Q = incoming flow rate = .1 m^3/min
dh/ dt = Q A
where
A = surface area
= length * width at 20 cm depth which depth is (1/2) height
width = 30 + 1/2(70-30) = 30+20 = 50 cm = .5 m wide water surface
so
A = 5 * .50 =2.5 m^3
so finally
dh/dt = .1 * 2.5 = .25 m/min = 25 cm/min
when the water has depth x, the cross-section is a trapezoid with bases
30 and 30+x. So the volume of water at depth x is
v = (60+x)/2 * x * 500 cm^3
= 250x^2 + 15000x
so, knowing that
dv/dt = (500x + 15000) dx/dt
just solve that for dx/dt when x=20
LOL - Guess which of us is the mathematician and which is the Engineer :)
To find the rate at which the water level is rising, we need to determine the derivative of the water level with respect to time.

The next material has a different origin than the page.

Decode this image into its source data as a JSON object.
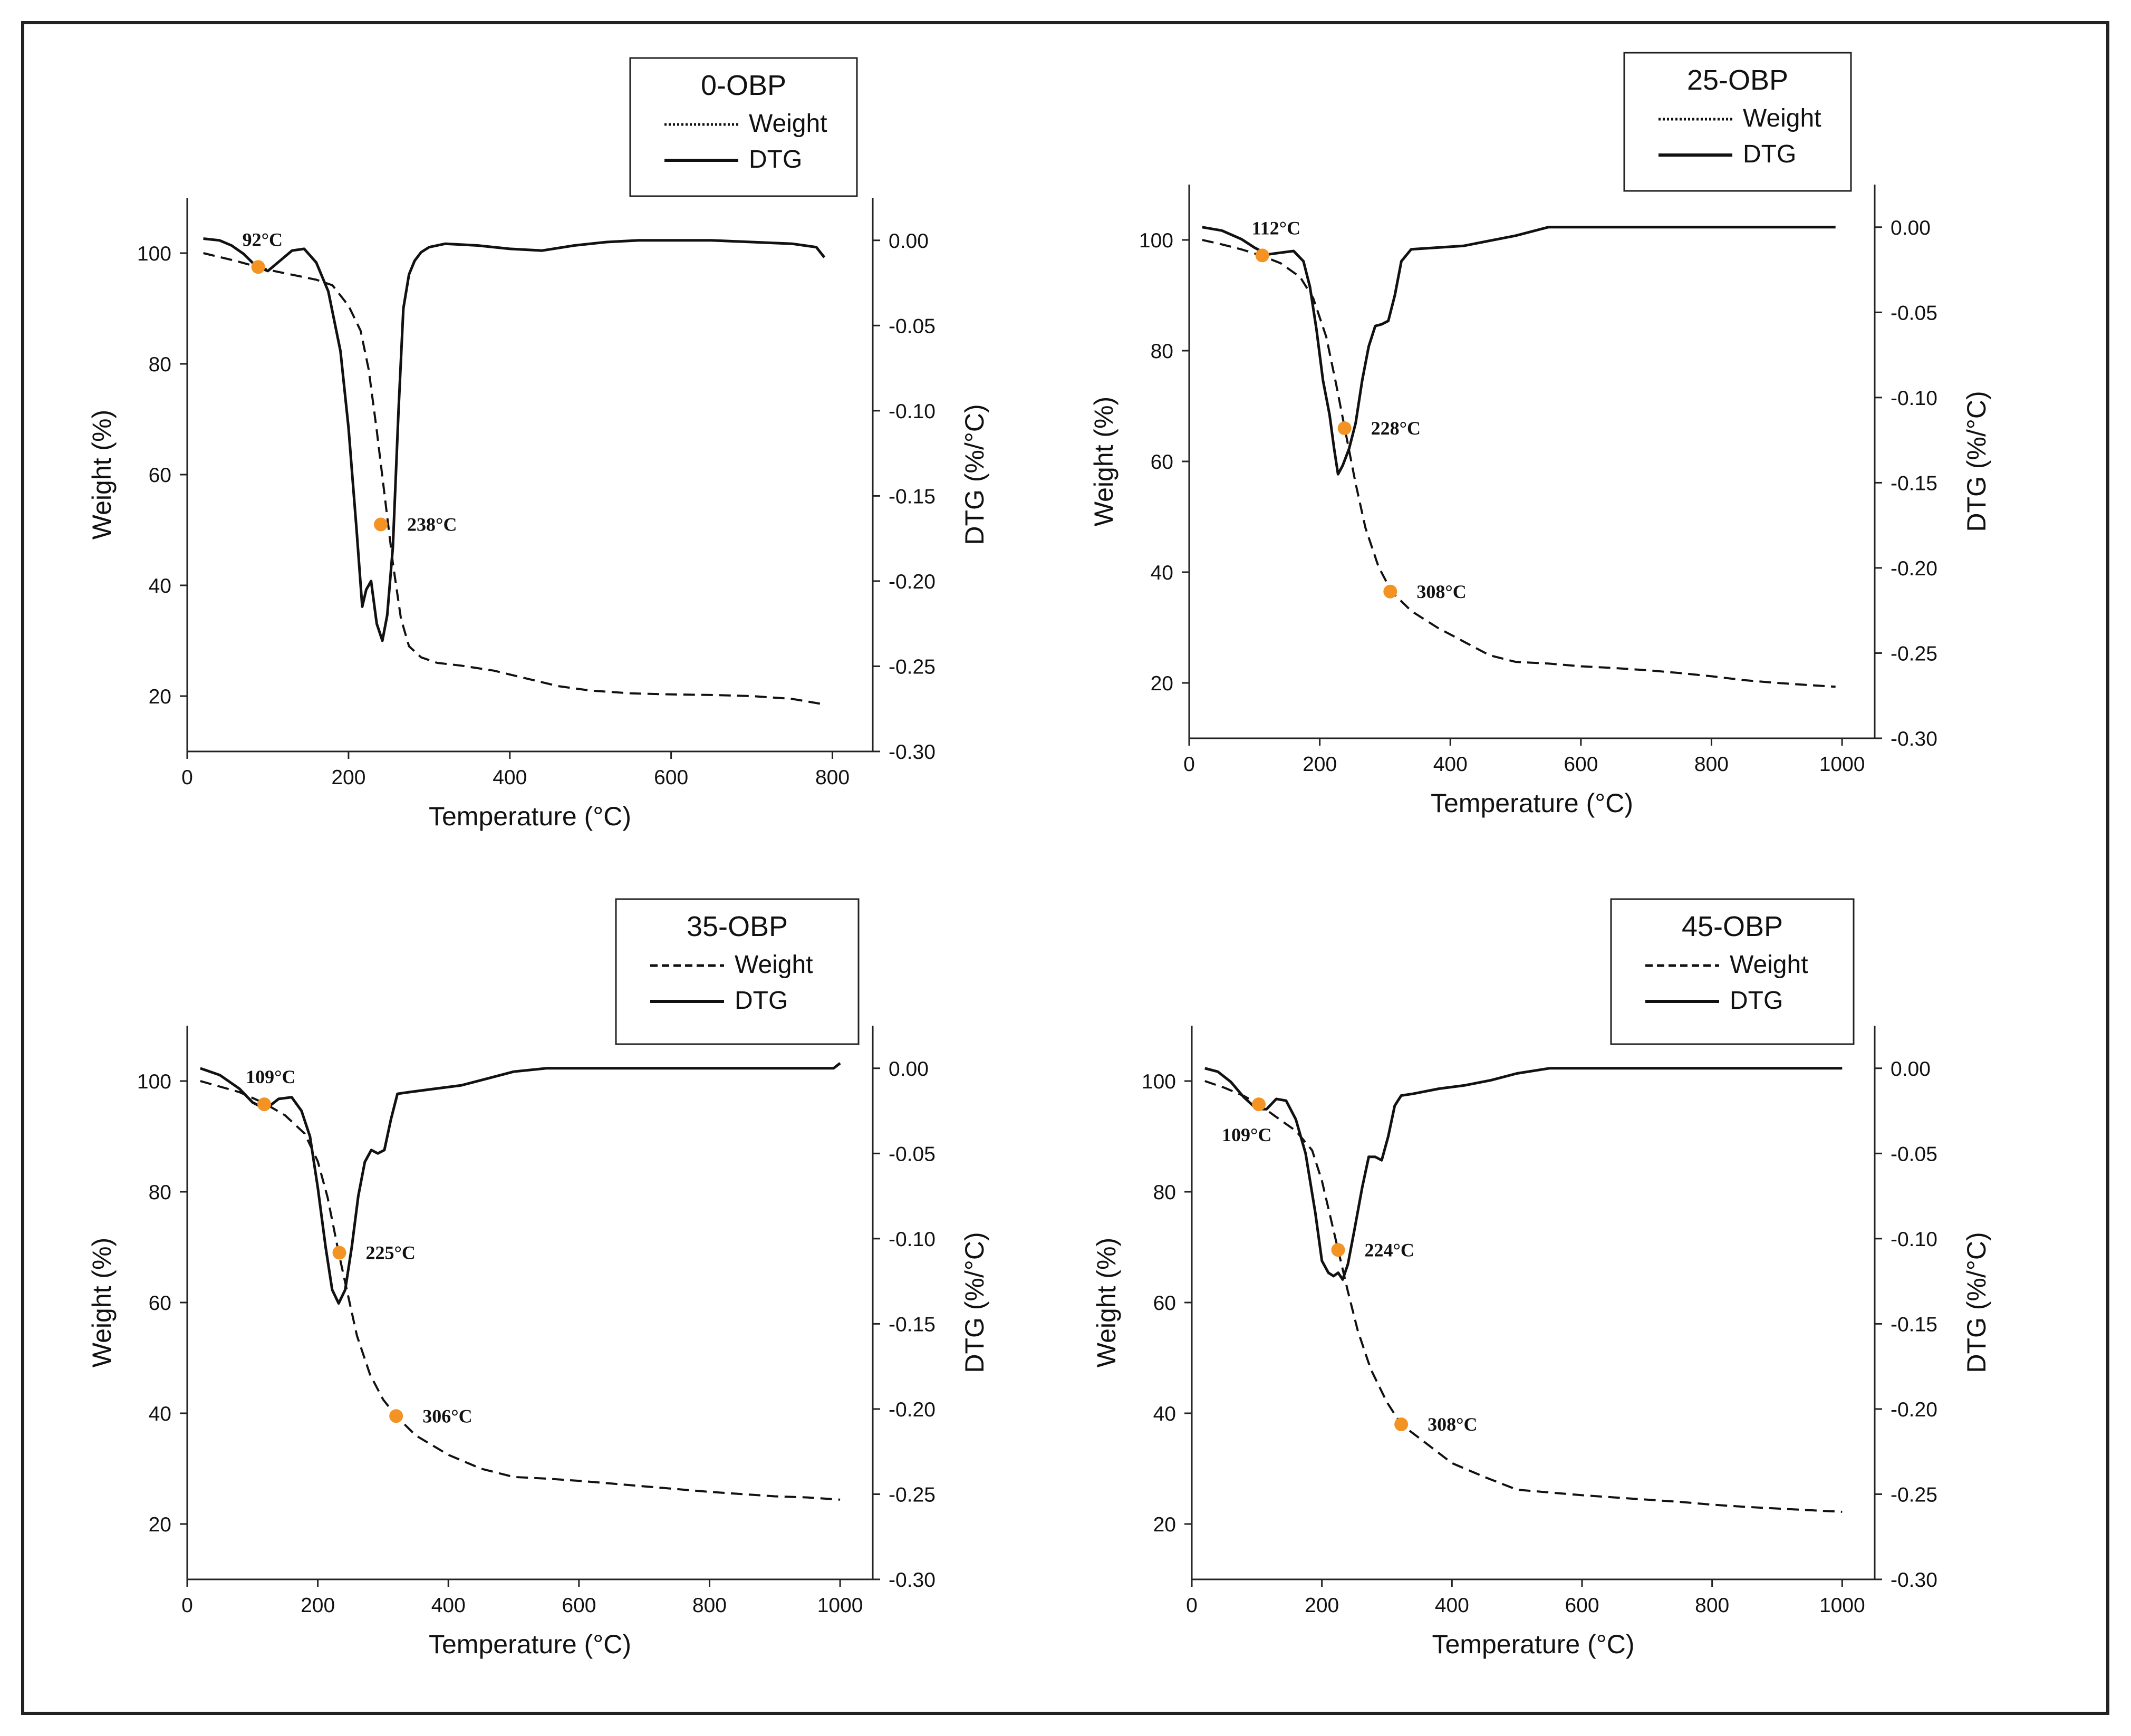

Let's first define the variables:
- Length of the water trough (L) = 5 m
- Width of the bottom of the trapezoid (b1) = 30 cm = 0.3 m
- Width of the top of the trapezoid (b2) = 70 cm = 0.7 m
- Height of the trapezoid (h) = 40 cm = 0.4 m
- Rate of water flow (dV/dt) = 0.1 m^3/min (given)
- Depth of the water (y) = 20 cm = 0.2 m (this is what we want to find)
We can create a variable "A" to represent the cross-sectional area of the trapezoid. The area can be calculated using the formula for the area of a trapezoid:
A = (b1 + b2) * h / 2
Now let's calculate the variable A using the given dimensions:
A = (0.3 + 0.7) * 0.4 / 2
= 1 * 0.4 / 2
= 0.2 m^2
Next, we need to determine the relationship between the depth of water and the volume of water in the trough. The volume of water (V) can be calculated by multiplying the cross-sectional area (A) by the length (L):
V = A * L
To find the rate at which the water level is rising, we need to take the derivative of V with respect to time (t):
dV/dt = d(A * L) / dt
Using the product rule of differentiation:
dV/dt = dA/dt * L + A * dL/dt
We are given the rate of water flow, which is equivalent to the rate of change of volume:
dV/dt = 0.1 m^3/min
We also know the length of the trough is constant:
dL/dt = 0 (since L is fixed)
Now we can calculate the derivative of the cross-sectional area with respect to time (dA/dt):
dV/dt = dA/dt * L + A * dL/dt
0.1 = dA/dt * 5 + 0
Since dL/dt = 0, the equation simplifies to:
dA/dt = 0.1 / 5
dA/dt = 0.02 m^2/min
Now we have the rate at which the cross-sectional area is changing with time. To find the rate at which the water level is rising (dy/dt), we divide dA/dt by the width of the water trough (b2 - b1).
dy/dt = dA/dt / (b2 - b1)
dy/dt = 0.02 / (0.7 - 0.3)
dy/dt = 0.02 / 0.4
dy/dt = 0.05 m/min
Therefore, the water level is rising at a rate of 0.05 meters per minute when the water is 20 cm deep.